A Sad 'Victory'

[For a great summary on why Brendan stepped down from a Mozilla insider, see Mark Surman’s post.]

First, I want to say how absolutely sad to hear that Brendan Eich stepped down. I guess this counts as some kind of “victory,” but it doesn’t feel like it. We never expected this to get as big as it has and we never expected that Brendan wouldn’t make a simple statement. I met with Brendan and asked him to just apologize for the discrimination under the law that we faced. He can still keep his personal beliefs, but I wanted him to recognize that we faced real issues with immigration and say that he never intended to cause people problems.

It’s heartbreaking to us that he was unwilling to say even that.

We absolutely don’t believe that everyone who voted yes on Prop 8 is evil. In fact, we’re sure that most of them just didn’t understand the impact the law would have. That’s why so many people have changed their mind in 4 short years – because they saw the impact and pain that the law caused to friends and family members.

People think we were upset about his past vote. Instead we were more upset with his current and continued unwillingness to discuss the issue with empathy. Seriously, we assumed that he would reconsider his thoughts on the impact of the law (not his personal beliefs), issue an apology, and then he’d go on to be a great CEO.

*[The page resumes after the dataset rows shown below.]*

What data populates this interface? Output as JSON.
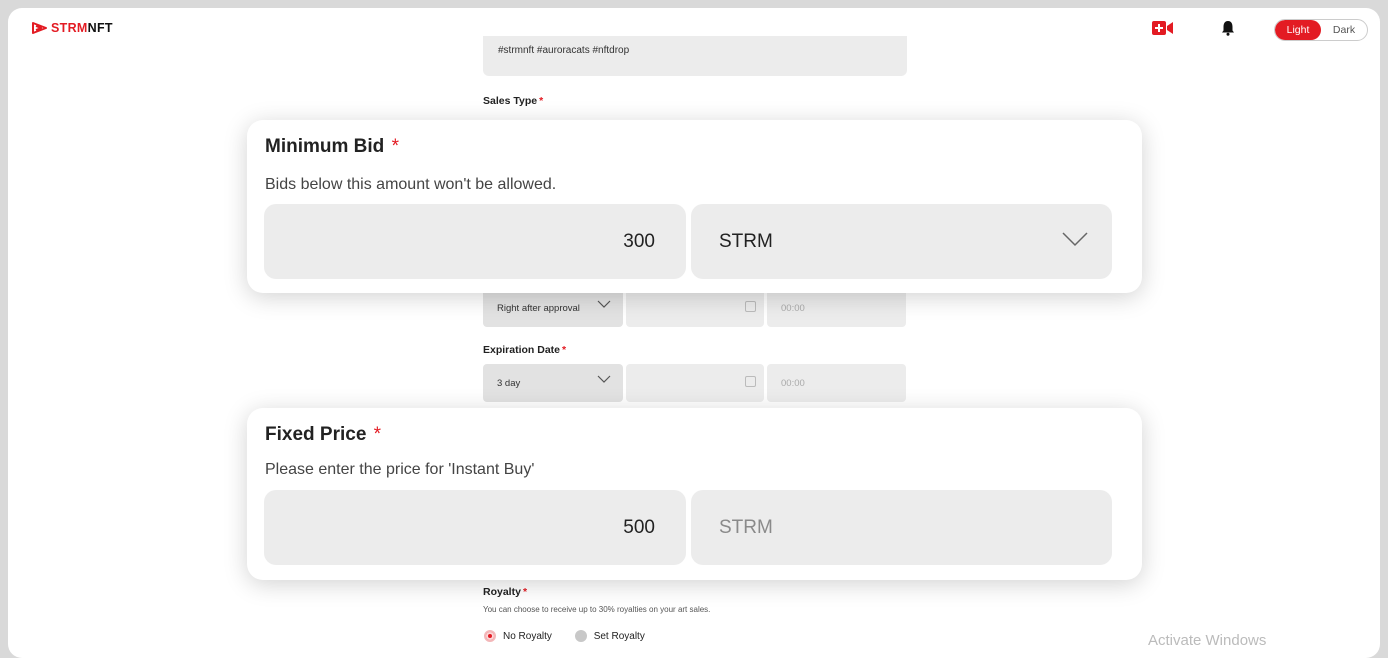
{
  "header": {
    "logo_text_a": "STRM",
    "logo_text_b": "NFT",
    "theme_light": "Light",
    "theme_dark": "Dark"
  },
  "form": {
    "tags_value": "#strmnft #auroracats #nftdrop",
    "sales_type_label": "Sales Type",
    "start_select": "Right after approval",
    "start_time": "00:00",
    "expiration_label": "Expiration Date",
    "expiration_select": "3 day",
    "expiration_time": "00:00",
    "royalty_label": "Royalty",
    "royalty_desc": "You can choose to receive up to 30% royalties on your art sales.",
    "royalty_options": [
      "No Royalty",
      "Set Royalty"
    ],
    "royalty_selected": "No Royalty"
  },
  "minimum_bid": {
    "title": "Minimum Bid",
    "required": "*",
    "description": "Bids below this amount won't be allowed.",
    "amount": "300",
    "currency": "STRM"
  },
  "fixed_price": {
    "title": "Fixed Price",
    "required": "*",
    "description": "Please enter the price for 'Instant Buy'",
    "amount": "500",
    "currency": "STRM"
  },
  "watermark": "Activate Windows",
  "colors": {
    "accent": "#e31b23",
    "field_bg": "#ececec"
  },
  "icons": [
    "logo-play-icon",
    "video-add-icon",
    "bell-icon",
    "chevron-down-icon",
    "calendar-icon"
  ]
}
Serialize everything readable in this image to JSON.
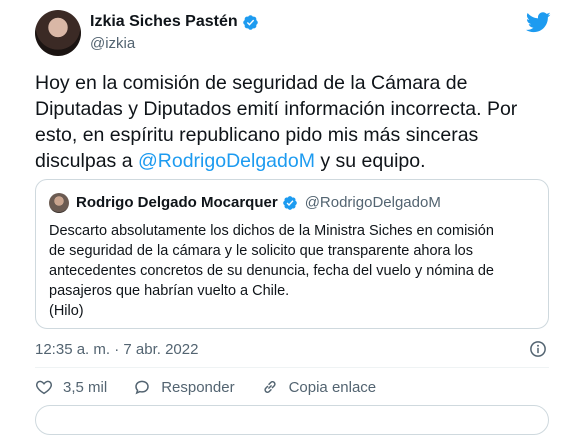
{
  "author": {
    "name": "Izkia Siches Pastén",
    "handle": "@izkia"
  },
  "tweet": {
    "text_before": "Hoy en la comisión de seguridad de la Cámara de Diputadas y Diputados emití información incorrecta. Por esto, en espíritu republicano pido mis más sinceras disculpas a ",
    "mention": "@RodrigoDelgadoM",
    "text_after": " y su equipo."
  },
  "quote": {
    "name": "Rodrigo Delgado Mocarquer",
    "handle": "@RodrigoDelgadoM",
    "text_line1": "Descarto absolutamente los dichos de la Ministra Siches en comisión",
    "text_line2": "de seguridad de la cámara y le solicito que transparente ahora los",
    "text_line3": "antecedentes concretos de su denuncia, fecha del vuelo y nómina de",
    "text_line4": "pasajeros que habrían vuelto a Chile.",
    "text_line5": "(Hilo)"
  },
  "meta": {
    "timestamp": "12:35 a. m. · 7 abr. 2022"
  },
  "actions": {
    "like_count": "3,5 mil",
    "reply_label": "Responder",
    "copy_label": "Copia enlace"
  },
  "icons": {
    "verified": "verified-badge-icon",
    "brand": "twitter-bird-icon",
    "info": "info-icon",
    "like": "heart-icon",
    "reply": "speech-bubble-icon",
    "copy": "link-icon"
  },
  "colors": {
    "accent": "#1d9bf0",
    "text": "#0f1419",
    "muted": "#536471",
    "border": "#cfd9de"
  }
}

The fact it ever went this far is really disturbing to us.

The Mozilla blog post really warmed our hearts. We’ve been working directly with Mozilla and Brendan to try and find a positive resolution to this. We really do love the Open Web and to see it threatened by this issue was heartbreaking for us as advocates of both open source software and our own equality under the law.

We think Mozilla put it the best: “Mozilla believes both in equality and freedom of speech. Equality is necessary for meaningful speech. And you need free speech to fight for equality. Figuring out how to stand for both at the same time can be hard.” That’s exactly how we have felt. We absolutely believe people should be allowed to have personal opinions, but we also believe that we are allowed to disagree and to try and change someone’s mind by expressing our own personal story.

In the CNET interview, we were so hopeful that when he was asked the question about if he’d vote for Prop 8 again that he’d say, “You know, my personal beliefs are very strongly held, so those haven’t changed. But I have realized after talking to so many people affected by the law in ways I didn’t intend, that the law itself should treat us all equally.”

That would have been victory. And that’s why we are so sad.

We fully support Mozilla, their mission, and trying to build back up the bridges that got torn down. We know many people are going to be upset by Eich stepping down, and some of them might send out a lot of hate. This has been a traumatic time for us, and we hope to never have to post anything about this again. We are software developers and we’d much rather spend our time building great software and helping people than being involved in a horrible mess like this.

Finally, as the terms of our boycott have been met, we’ll be putting our apps back in the Firefox Marketplace soon. We are excited to get back to what we love to do: making great things!